Oude bewoners van omliggende dorpen vertelden over ‘de Zes Ogen’. Drie wolven, zeggen sommigen. Twee wolven en een hond, fluisteren anderen. Ze verschenen wanneer iemand verdwaald was, op het randje van onderkoeling stond, of iets bij zich droeg wat niet voor hem bestemd was. Nooit zag men hen allemaal tegelijk, maar altijd voelde je hun blik. En wie zich daaraan overgaf, werd gered.
In 1951 verdwaalde Jef, een jonge pionier, in de bossen net buiten het nieuwe Landhorst. Hij had zijn gereedschap laten liggen bij een greppel en ging na het avondeten nog terug, tegen het advies van zijn vrouw in. Het begon al te schemeren. Jef kende de paden, maar op een kruising twijfelde hij plots. Hij hoorde niets. Geen wind, geen vogels. Alleen drie klikken, alsof iets of iemand zijn tanden liet horen.

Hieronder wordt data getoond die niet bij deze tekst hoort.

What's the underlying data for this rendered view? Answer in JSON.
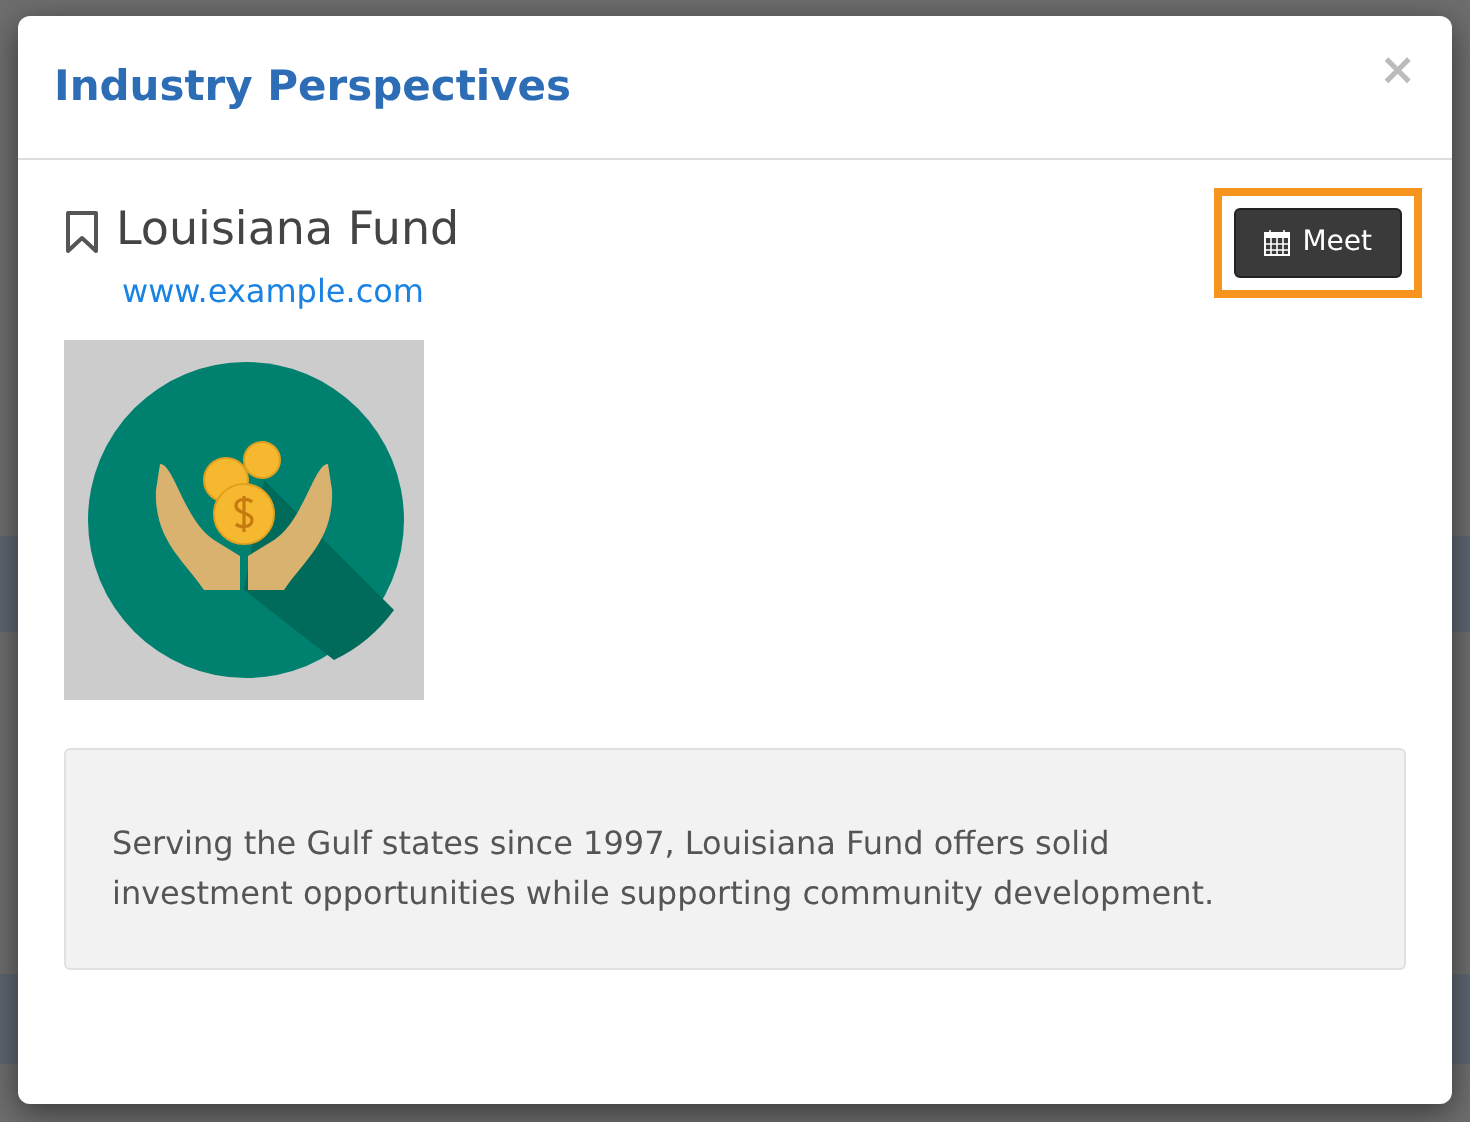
{
  "modal": {
    "title": "Industry Perspectives",
    "close": "×"
  },
  "listing": {
    "name": "Louisiana Fund",
    "bookmarked": false,
    "website": "www.example.com",
    "description": "Serving the Gulf states since 1997, Louisiana Fund offers solid investment opportunities while supporting community development."
  },
  "meet_button": {
    "label": "Meet",
    "highlighted": true
  }
}
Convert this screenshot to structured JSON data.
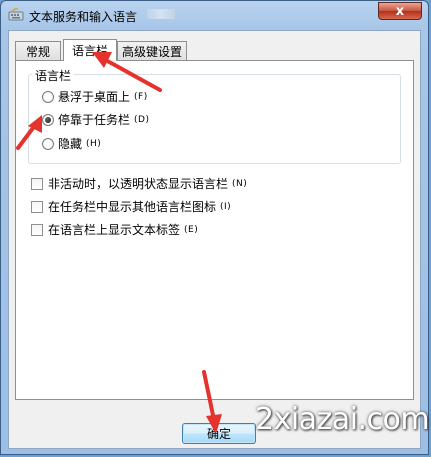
{
  "window": {
    "title": "文本服务和输入语言"
  },
  "tabs": [
    {
      "label": "常规",
      "active": false
    },
    {
      "label": "语言栏",
      "active": true
    },
    {
      "label": "高级键设置",
      "active": false
    }
  ],
  "language_bar_group": {
    "legend": "语言栏",
    "options": [
      {
        "label": "悬浮于桌面上",
        "hint": "(F)",
        "checked": false
      },
      {
        "label": "停靠于任务栏",
        "hint": "(D)",
        "checked": true
      },
      {
        "label": "隐藏",
        "hint": "(H)",
        "checked": false
      }
    ]
  },
  "checkboxes": [
    {
      "label": "非活动时，以透明状态显示语言栏",
      "hint": "(N)",
      "checked": false
    },
    {
      "label": "在任务栏中显示其他语言栏图标",
      "hint": "(I)",
      "checked": false
    },
    {
      "label": "在语言栏上显示文本标签",
      "hint": "(E)",
      "checked": false
    }
  ],
  "buttons": {
    "ok_label": "确定",
    "close_label": "x"
  },
  "watermark": "2xiazai.com",
  "colors": {
    "arrow": "#e5322d",
    "close": "#c7523c"
  }
}
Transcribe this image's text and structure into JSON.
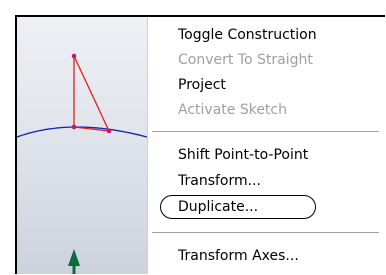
{
  "menu": {
    "items": [
      {
        "label": "Toggle Construction",
        "enabled": true
      },
      {
        "label": "Convert To Straight",
        "enabled": false
      },
      {
        "label": "Project",
        "enabled": true
      },
      {
        "label": "Activate Sketch",
        "enabled": false
      },
      {
        "label": "Shift Point-to-Point",
        "enabled": true
      },
      {
        "label": "Transform...",
        "enabled": true
      },
      {
        "label": "Duplicate...",
        "enabled": true,
        "highlighted": true
      },
      {
        "label": "Transform Axes...",
        "enabled": true
      }
    ]
  },
  "colors": {
    "sketch_lines": "#e0201e",
    "sketch_points": "#c0186e",
    "arc": "#1020c0",
    "axis_marker": "#0b6b3a",
    "disabled_text": "#a0a0a0"
  }
}
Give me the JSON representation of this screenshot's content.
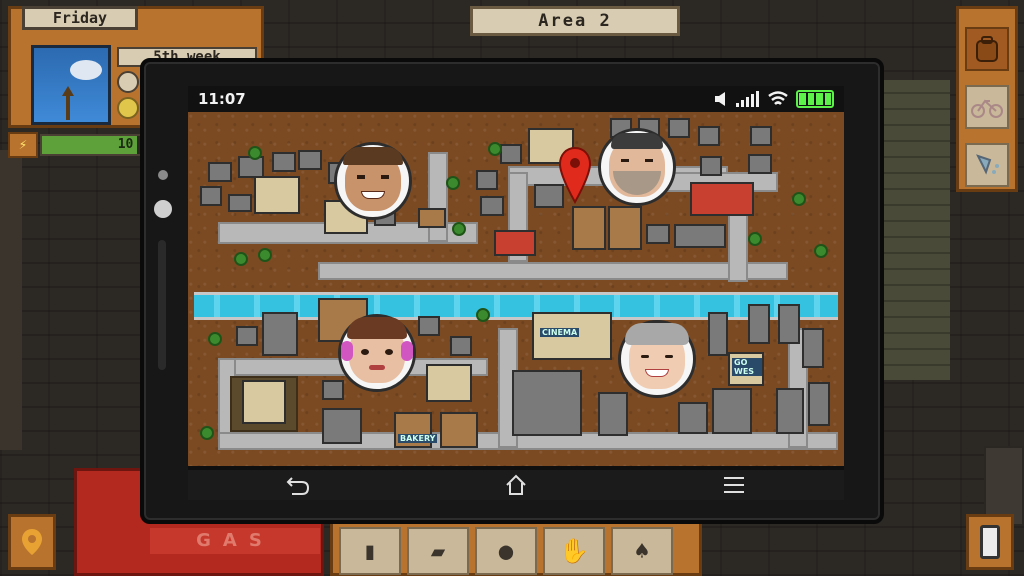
{
  "hud": {
    "day": "Friday",
    "week": "5th week",
    "energy_value": "10",
    "energy_level": 0.9
  },
  "area": {
    "label": "Area 2"
  },
  "phone": {
    "time": "11:07",
    "battery_cells": 4
  },
  "map": {
    "labels": {
      "cinema": "CINEMA",
      "gowes": "GO WES",
      "bakery": "BAKERY"
    }
  },
  "background": {
    "gas_sign": "GAS"
  },
  "icons": {
    "energy": "lightning-icon",
    "map": "map-pin-icon",
    "phone": "phone-icon",
    "back": "back-arrow-icon",
    "home": "home-icon",
    "menu": "menu-icon"
  },
  "colors": {
    "hud_orange": "#b8732f",
    "map_pin": "#e02a1c",
    "river": "#34c2e0",
    "battery": "#5cf24a"
  }
}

Hij draaide zich om en zag… niets. Maar hij voelde het. Alsof iets hem tegenhield. Zijn adem werd zwaar, zijn voeten traag. Toen hij aarzelend een andere richting koos, leidde het pad hem als vanzelf terug naar huis. Zijn vrouw stond al buiten. “Je hebt geluk gehad,” zei ze. “Er kwam iemand langs die zei dat hij je gezien had. Een lange man met drie schaduwen naast zich.” Jef had niemand gezien.
Hij vertelde nooit wat hij dacht dat er gebeurd was. Maar vanaf die dag hield hij zich voor de zekerheid toch maar aan de ongeschreven regels van het bos. Nooit ’s avonds alleen op pad. Nooit iets achterlaten. En altijd een stuk brood meenemen, voor wie misschien wel met je meeloopt.
Tot op de dag van vandaag worden in de winter voetstappen gezien in de sneeuw. Groter dan honden, kleiner dan laarzen. Soms met drie naast elkaar, alsof iemand wordt begeleid. En wie ze volgt, keert terug. Maar wie ze negeert… komt zichzelf tegen.